Assistimos na semana passada a um espetáculo público em torno das Forças Armadas e, em concreto, da Marinha ou Armada. Um espetáculo que tenho pejo em qualificar e que degradou todos os intervenientes, diretos ou indiretos, da Armada ao Governo e dos Almirantes envolvidos ao Presidente da República.

Por formação, por cultura e por opção de cidadania habituei-me a considerar que certas áreas do Estado deveriam ser tratadas pelos atores políticos e pelos cidadãos com alguma reserva, contenção, também formalismo, e um espírito de cidadania elevado. Os assuntos relacionados com as Forças Armadas da Nação estão claramente em zona cimeira dessas áreas.
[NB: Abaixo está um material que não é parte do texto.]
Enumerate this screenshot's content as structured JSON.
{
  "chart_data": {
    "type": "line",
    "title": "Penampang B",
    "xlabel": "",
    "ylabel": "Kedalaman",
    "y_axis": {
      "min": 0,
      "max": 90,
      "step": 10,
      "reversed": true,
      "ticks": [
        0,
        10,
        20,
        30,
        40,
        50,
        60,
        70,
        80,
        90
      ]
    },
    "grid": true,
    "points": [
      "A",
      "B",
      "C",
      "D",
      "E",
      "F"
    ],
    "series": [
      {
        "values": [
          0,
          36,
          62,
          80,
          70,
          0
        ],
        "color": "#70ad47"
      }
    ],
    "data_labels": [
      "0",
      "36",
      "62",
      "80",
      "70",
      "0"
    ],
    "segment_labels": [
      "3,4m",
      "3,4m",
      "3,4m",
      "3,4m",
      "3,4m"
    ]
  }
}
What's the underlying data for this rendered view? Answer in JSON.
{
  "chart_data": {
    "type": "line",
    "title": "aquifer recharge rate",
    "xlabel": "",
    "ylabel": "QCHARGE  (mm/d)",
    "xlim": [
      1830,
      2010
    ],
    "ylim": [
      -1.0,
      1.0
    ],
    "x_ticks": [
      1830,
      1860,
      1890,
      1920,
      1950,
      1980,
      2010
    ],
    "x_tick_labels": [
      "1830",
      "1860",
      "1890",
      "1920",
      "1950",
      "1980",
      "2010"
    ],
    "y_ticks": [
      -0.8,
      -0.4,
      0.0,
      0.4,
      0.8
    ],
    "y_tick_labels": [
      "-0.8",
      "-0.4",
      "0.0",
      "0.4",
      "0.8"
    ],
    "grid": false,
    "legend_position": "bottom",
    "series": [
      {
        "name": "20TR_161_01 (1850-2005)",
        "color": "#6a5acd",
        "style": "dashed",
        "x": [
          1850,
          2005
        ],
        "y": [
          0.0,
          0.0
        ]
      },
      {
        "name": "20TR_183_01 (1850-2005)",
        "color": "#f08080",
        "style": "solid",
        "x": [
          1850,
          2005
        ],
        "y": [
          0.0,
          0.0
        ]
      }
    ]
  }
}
Essa diferença de tratamento está relacionada com o papel de especial dignidade da função, pela sua essencialidade para a defesa do que somos como nação e pela necessidade de representarem um entendimento mínimo comum a todas as franjas da sociedade.

No entanto, a ação política pode e deve ser conduzida nestas áreas do Estado. Deve é ser conduzida com especial cuidado no sentido de salvaguardar a imagem e a integridade destas instituições e os interesses que visam proteger, o que aconselha a que a ação política seja feita procurando entendimentos, com diálogo e seriedade.

No que se passou na semana passada terá faltado de tudo isso um pouco.

O atual momento político, e o atrito existente entre Presidente e Governo, não justificam nem podem justificar o que se passou. Ambos os órgãos saem severamente manchados desta situação, independentemente dos graus de responsabilidade pela mesma.

Também a Armada saiu severamente afetada, pois apesar de o conceito corporativo ter prevalecido tal foi, na sua verdadeira aceção, uma vitória de Pirro.

O que se terá passado no seio da Armada, na reunião do Conselho Superior da Armada, a ser verdade o que veio a público, não só é grave como, pessoalmente, me custou a acreditar. Supostamente, o Conselho, chamado a pronunciar-se sobre o perfil de um vice-almirante para o cargo de Chefe do Estado-Maior, não só não o terá feito, como teria decidido, contra a intenção do Governo, analisar a saída do atual Chefe do Estado-Maior, tendo ainda, por unanimidade dos seus seis almirantes, emitido um parecer contrário à mesma. Algumas fontes referem, também, que o próprio almirante chefe do Estado-Maior teria votado nesta questão em que ele próprio era visado.

A ser verdade este relato dos factos, esta situação insólita reveste-se de especial gravidade pois o Presidente da República não poderia desconhecê-la, o que confere um outro juízo de valor à sua decisão.

Custa-me particularmente a acreditar que o Chefe do Estado-Maior aceitasse uma situação destas. Conhecendo a intenção do Governo, mesmo que esta fosse injustificada ou com uma justificação subjetiva, participar numa tentativa de resistência à mesma e não optar por sair com a galhardia que uma carreira bem-sucedida ao serviço do país lhe permitia. É algo que me escapa.

Sempre existiu latente nas Forças Armadas, em geral, e na Armada, em particular, um corporativismo que tem, por um lado, razões históricas aceitáveis, por outro, um conceito de sobreposição de uma pseudolegitimidade para se posicionarem acima do poder político, em particular do Governo, colocando no Presidente da República, como seu Comandante Supremo nos termos constitucionais, uma aura quase régia de dependência direta.

Essa segunda visão tem de ser severamente combatida num estado democrático de direito, pois coloca em causa a própria razão de ser destas Forças Armadas. O regime constitucional vigente, de natureza semipresidencialista, coloca as Forças Armadas, como todos os órgãos do Estado, na dependência do Governo da República atribuindo ao Presidente um papel reforçado, relativamente a outras áreas da governação, nesta matéria.

Compete ao Governo propor a exoneração de qualquer dos chefes do Estado-Maior dos ramos e do próprio Chefe do Estado-Maior General e compete ao Presidente exonerar. É o exercício desta divisão de responsabilidades que deve ser feito com especial cuidado, discrição, procurando entendimentos, com diálogo e seriedade.

Foi provavelmente esta visão corporativa que impediu que o necessário espírito reformista, fundamental para a adaptação a novos tempos, aos recursos disponíveis e aos desafios colocados à segurança nacional, se desenvolvesse como parte do pensamento estratégico, no seio das Forças Armadas.

Todo este processo, não tendo contribuído para o enobrecimento das instituições do Estado, teve ainda o condão de colocar em cheque indivíduos com um percurso de serviço público exemplar e trouxe ao de cima um comportamento inaceitável para a condição militar e para o conceito de oficial e cavalheiro que muitos tanto prezam. Foi, neste sentido, também, chocante ver como respeitabilíssimos oficiais generais na reserva, por alguns dos quais tenho elevada consideração pessoal, intervieram na substância e na forma deste processo.